Wednesday, September 07, 2005

Compromising Trade

WSJ, Opinion
September 6, 2005

European officials struck a textile deal with China yesterday, agreeing to share the "burden" of a massive accumulation of Chinese-made garments in European warehouses.

It is difficult to see just what it is that European leaders see as burdensome in allowing their own retailers to receive shipments that they ordered months ago for the fall and winter collections. But Chinese and Europeans alike will pay for both the problem and solution that the European Union has created here. The garments will be freed, at a steep price: The amount of certain Chinese-made goods allowed into the EU next year will be reduced significantly.

This "compromise" amounts to a double victory for the European manufacturers -- and their protectionist national governments -- who bullied the EU into re-imposing quotas this June.
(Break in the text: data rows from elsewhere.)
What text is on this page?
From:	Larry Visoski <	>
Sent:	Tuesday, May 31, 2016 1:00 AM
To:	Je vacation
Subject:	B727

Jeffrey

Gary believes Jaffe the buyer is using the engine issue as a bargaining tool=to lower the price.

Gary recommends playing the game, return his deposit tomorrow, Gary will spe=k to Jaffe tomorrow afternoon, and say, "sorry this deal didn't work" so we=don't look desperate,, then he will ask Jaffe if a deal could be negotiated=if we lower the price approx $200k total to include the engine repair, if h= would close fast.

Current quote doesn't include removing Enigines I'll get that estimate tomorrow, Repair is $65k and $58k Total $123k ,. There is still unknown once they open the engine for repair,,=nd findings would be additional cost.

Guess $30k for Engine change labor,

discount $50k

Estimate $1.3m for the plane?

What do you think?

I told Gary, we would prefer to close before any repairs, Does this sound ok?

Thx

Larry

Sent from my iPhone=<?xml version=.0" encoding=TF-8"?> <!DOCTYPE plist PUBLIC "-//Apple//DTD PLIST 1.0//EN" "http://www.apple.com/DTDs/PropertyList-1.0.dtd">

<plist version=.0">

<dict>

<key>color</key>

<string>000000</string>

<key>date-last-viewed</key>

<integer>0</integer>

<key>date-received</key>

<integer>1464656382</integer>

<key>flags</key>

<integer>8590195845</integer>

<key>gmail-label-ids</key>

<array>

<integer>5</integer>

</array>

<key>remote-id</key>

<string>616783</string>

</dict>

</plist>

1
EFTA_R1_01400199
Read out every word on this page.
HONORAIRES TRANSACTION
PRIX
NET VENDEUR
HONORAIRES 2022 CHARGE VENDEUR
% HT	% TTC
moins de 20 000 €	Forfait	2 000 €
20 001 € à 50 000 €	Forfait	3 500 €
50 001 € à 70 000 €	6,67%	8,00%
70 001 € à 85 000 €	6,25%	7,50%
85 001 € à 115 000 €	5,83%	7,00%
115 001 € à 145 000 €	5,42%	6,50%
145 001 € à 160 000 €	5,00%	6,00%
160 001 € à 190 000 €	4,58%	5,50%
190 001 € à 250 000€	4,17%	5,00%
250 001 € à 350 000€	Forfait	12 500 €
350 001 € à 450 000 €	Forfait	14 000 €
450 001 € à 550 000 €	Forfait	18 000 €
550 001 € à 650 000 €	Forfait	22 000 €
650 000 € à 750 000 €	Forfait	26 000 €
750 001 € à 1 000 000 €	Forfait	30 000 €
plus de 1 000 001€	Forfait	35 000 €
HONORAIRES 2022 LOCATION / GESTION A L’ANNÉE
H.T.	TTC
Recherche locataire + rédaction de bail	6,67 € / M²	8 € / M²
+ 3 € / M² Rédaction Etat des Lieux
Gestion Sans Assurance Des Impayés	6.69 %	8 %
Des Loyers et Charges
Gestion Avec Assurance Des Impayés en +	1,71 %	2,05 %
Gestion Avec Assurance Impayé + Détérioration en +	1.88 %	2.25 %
They were highly unlikely in the first place to receive contracts to replace the goods that had been blocked. Now that some quotas for Chinese production in 2006 have been partially met, they will have a better shot at getting other work next year that otherwise might have gone offshore. One can only hope that European producers will accept this gift for what it is and not as another excuse to avoid making their businesses more competitive, however painful that might be.

For their part, retailers are saying publicly that this deal is satisfactory insofar as it unblocks goods that they already paid for in many cases, and gives them sufficient lead time to plan for next year. Of course, that's what they thought when the global system of quotas on Chinese-made textiles expired on Jan. 1 in line with an agreement signed a decade earlier. Yesterday's deal ultimately will be judged on whether it is actually honored by the EU.

For all its shortcomings, this might be the only politically feasible compromise available. The textile-producing EU member states -- notably the Czech Republic, France, Italy, Poland, Slovakia and Spain -- have wielded a great deal of clout with Brussels. Just last week they scuppered another deal.

This case provides a good insight into how the European Union runs trade policy, and the picture isn't pretty. EU Trade Commissioner Peter Mandelson worked frenetically to reach a compromise before a summit later yesterday between Chinese President Hu Jintao and Mr. Mandelson's compatriot and close personal friend, British Prime Minister Tony Blair. But the commissioner will be hard-pressed to make any negotiations worthwhile if he cannot first convince all member states of the benefits of free trade.

And there is perhaps no greater testament to how much industrialized countries hurt their own interests when they refuse to engage in free trade with China than the more than 75 million pieces of Chinese-made clothing items sitting in European ports and warehouses. The retailers that ordered these goods -- and their employees -- are just as European as the manufacturing workers whose interests the EU is ostensibly trying to protect.

Of course, Europe has not been the only large textile market playing this game with China. Even yesterday's bittersweet compromise is better than what the United States has achieved so far. When U.S. and Chinese negotiators couldn't come up with a compromise last week, Washington slapped China with fresh import quotas on Chinese-made textiles. In doing so U.S. officials were ignoring the interests of millions of American families who could use less costly shopping, especially with the Christmas rush looming in three months.

It's nice to see that David Ricardo's theory that nations have comparative advantages is alive and well, and has taken hold inside a free market such as the EU. Imagine what the benefits would be if the playing field were enlarged and countries such as China and India -- indeed the whole world -- were allowed to take advantage of this division of labor as well.